Mountain in West Virginia, United States of America

Flat Top Mountain is a mountain ridge within the Allegheny Mountains in Southern West Virginia, United States.

==Geology==
Its highest point is 3560 ft at Huff Knob near Flat Top, West Virginia. Other peaks include Bluff Mountain, Indian Grave Mountain, Bald Knob, Rich Knob, and Pilot Knob. Its summit contains a 40-square-mile tableland of Guyandotte sandstone, giving rise to its name.

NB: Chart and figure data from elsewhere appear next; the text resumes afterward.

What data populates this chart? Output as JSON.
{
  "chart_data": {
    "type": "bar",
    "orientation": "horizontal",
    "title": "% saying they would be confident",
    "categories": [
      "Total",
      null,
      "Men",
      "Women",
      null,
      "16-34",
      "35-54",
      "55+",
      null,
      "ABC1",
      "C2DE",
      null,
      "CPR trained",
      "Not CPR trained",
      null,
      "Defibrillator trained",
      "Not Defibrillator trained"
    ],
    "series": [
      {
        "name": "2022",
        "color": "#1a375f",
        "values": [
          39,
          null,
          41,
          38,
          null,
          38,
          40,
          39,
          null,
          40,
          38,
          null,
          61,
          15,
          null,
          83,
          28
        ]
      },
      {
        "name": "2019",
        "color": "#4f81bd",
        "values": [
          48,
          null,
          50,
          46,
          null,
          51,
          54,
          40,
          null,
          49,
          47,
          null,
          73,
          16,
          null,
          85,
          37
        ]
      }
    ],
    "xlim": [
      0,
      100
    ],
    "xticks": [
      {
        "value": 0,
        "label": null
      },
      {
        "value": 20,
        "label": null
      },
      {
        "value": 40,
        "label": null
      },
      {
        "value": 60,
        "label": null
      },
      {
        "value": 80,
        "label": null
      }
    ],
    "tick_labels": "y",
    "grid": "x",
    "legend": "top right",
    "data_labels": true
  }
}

The mountain ridge locally forms the boundary between the Allegheny Plateau to the northwest and the Ridge-and-Valley Appalachians to the southeast. To the southeast, it descends steeply to the Bluestone River valley, while to the northwest it descends more slowly, with several rivers flowing to the Kanawha and Ohio Rivers. Beckley, West Virginia lies on its northwestern slopes.

Beyond its northeastern end lies White Oak Mountain and then the New River Gorge, beyond which the Yew Mountains continue the Allegheny Plateau/Ridge-and-Valley border. At its southwestern end, Big Stone Ridge forms an extension of Flat Top Mountain, forming the southernmost range of the Allegheny Mountains.

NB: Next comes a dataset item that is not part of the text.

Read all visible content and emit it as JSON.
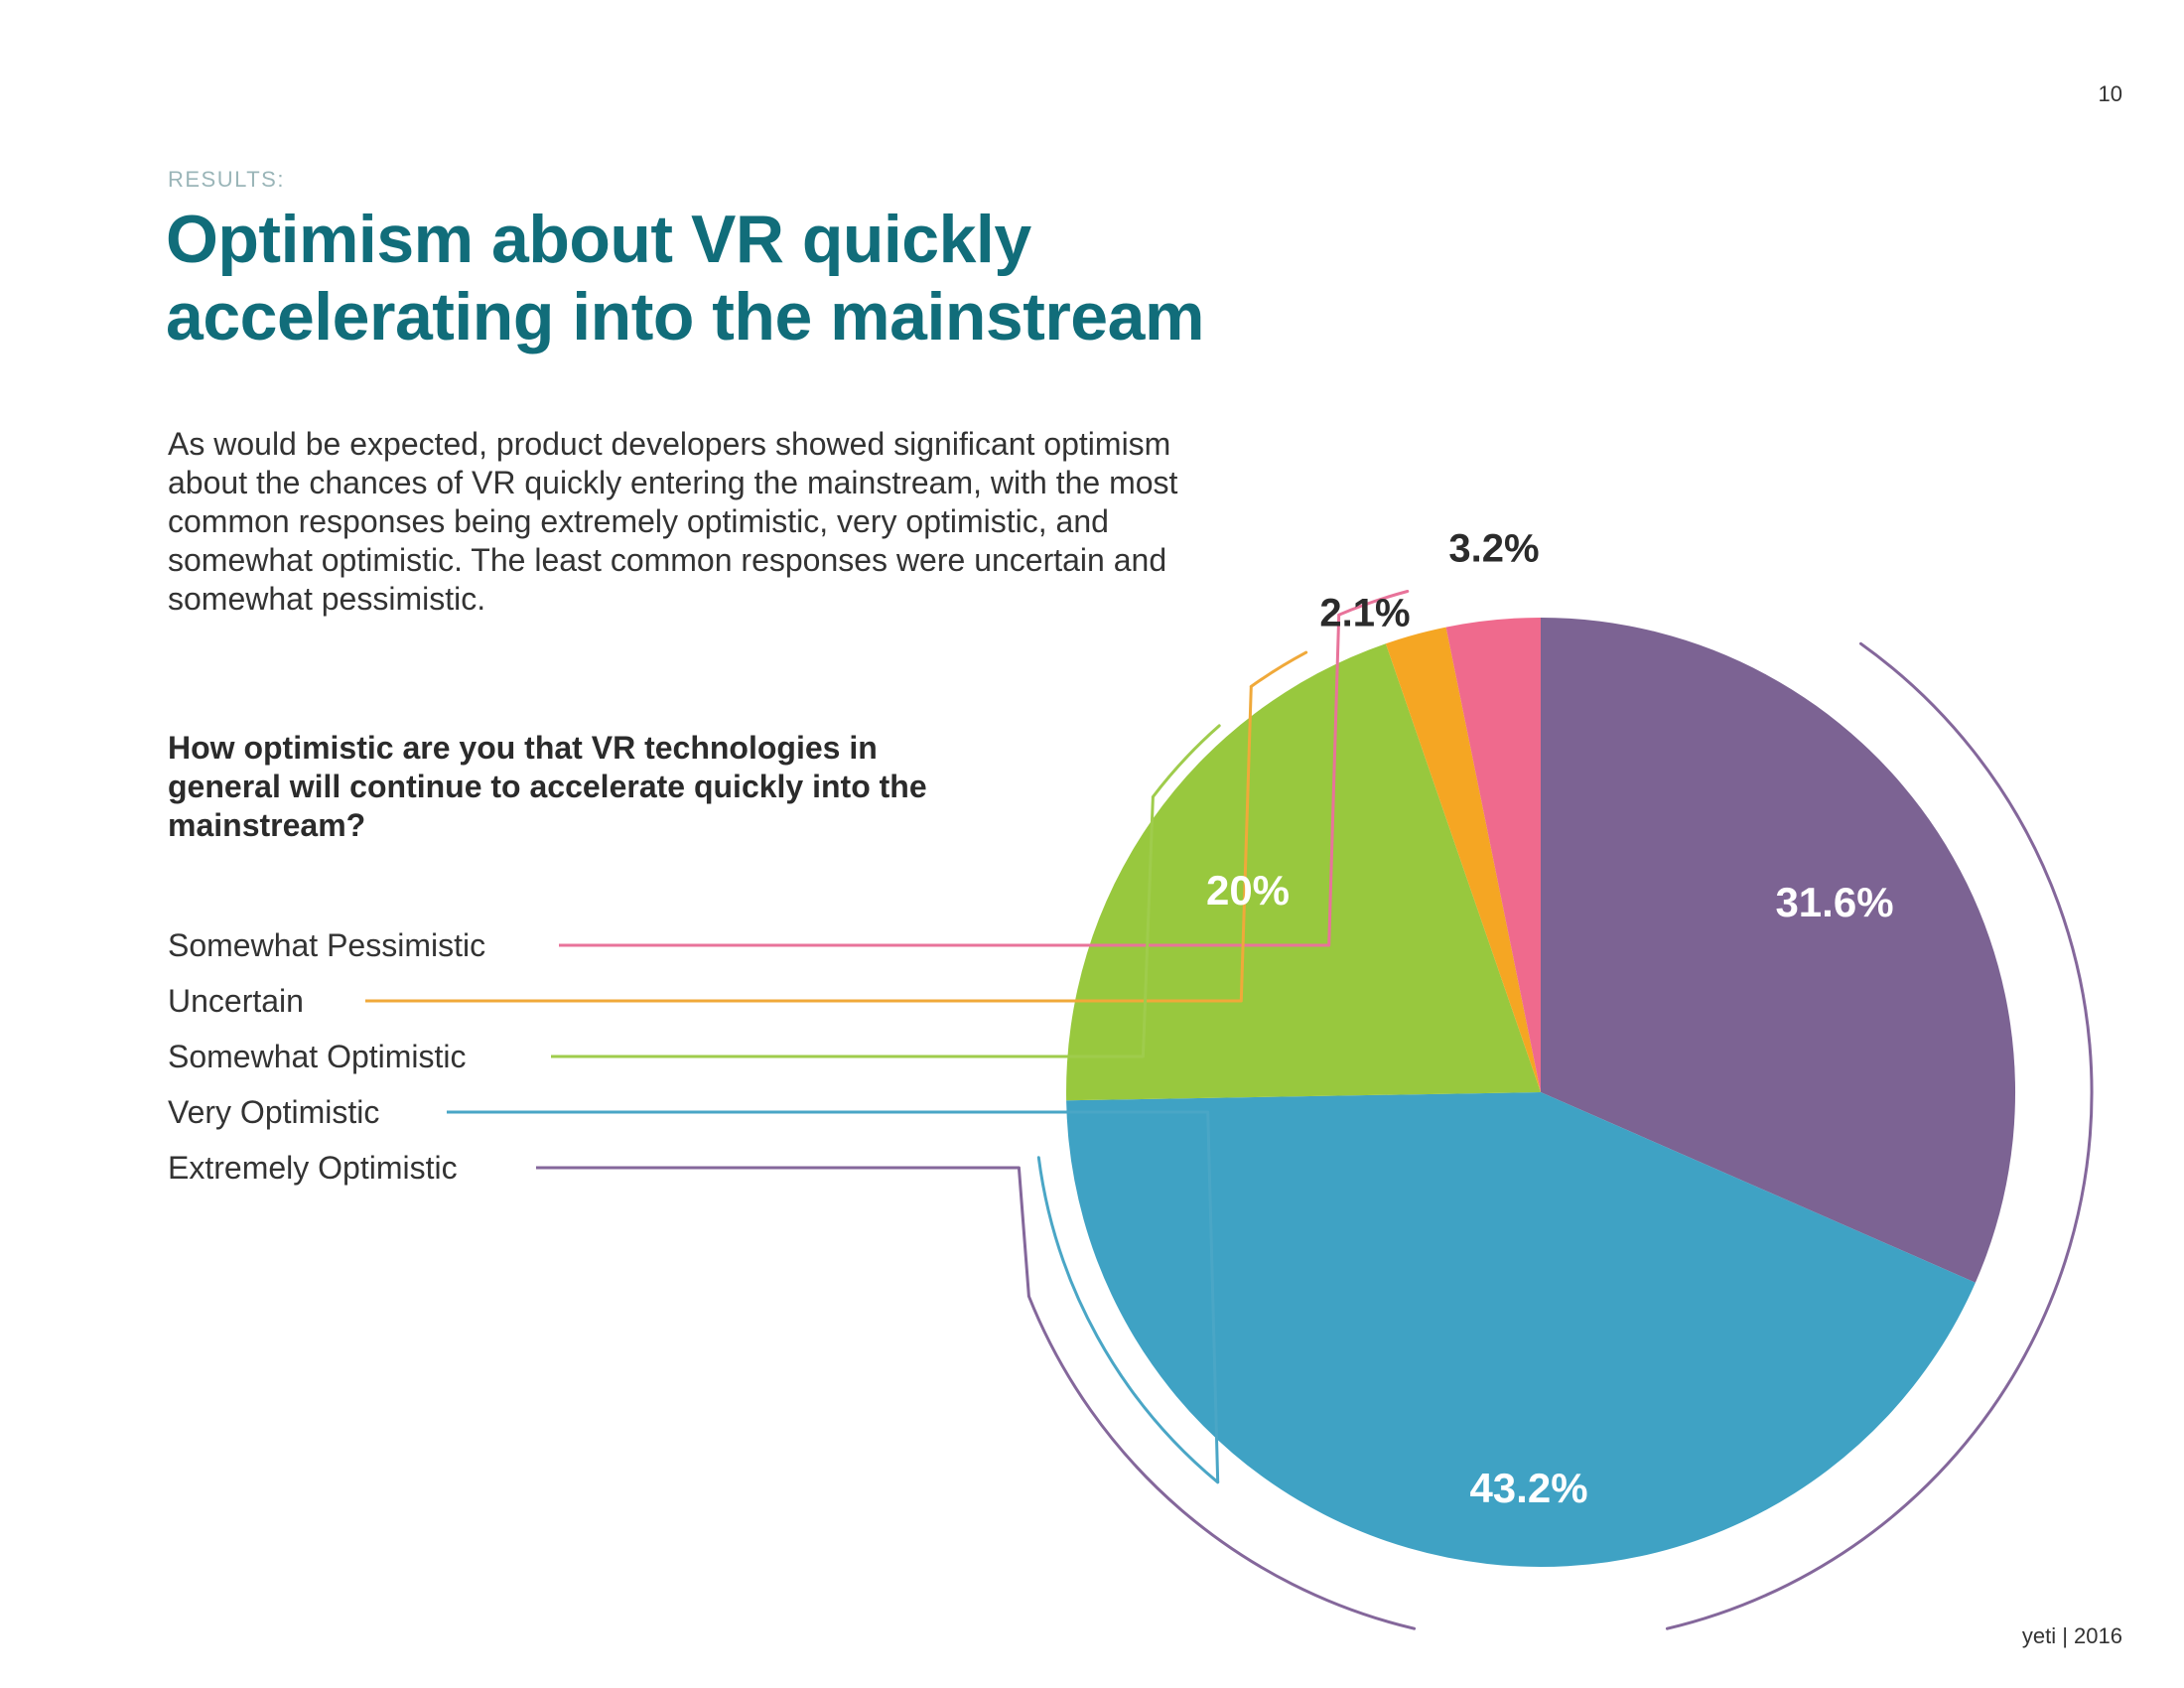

It is not to be confused with two other mountains in West Virginia of the same name, in Hardy and Monroe counties.

== Culture and economy ==
Flat Top Mountain's ridge forms the border between several counties: Wyoming and Raleigh counties are at its northwest, while McDowell, Mercer, and Summers counties are at its southeast. Parts of the Pocahontas Coalfield lie beneath it, and the mountain has a long history of coal mining. Most agriculture on the mountain is devoted to livestock and Christmas tree farming. Recreational facilities include Winterplace Ski Resort and Camp Creek State Park.

The ridge of Flat Top Mountain is crossed north-to-south at Clark's Gap by the Norfolk Southern Railway's Princeton–Deepwater District, which was originally the Virginian Railway's main line. The line served to deliver coal to consumers on the East Coast. In 2015, this segment of the line was mothballed due to decreases in coal traffic.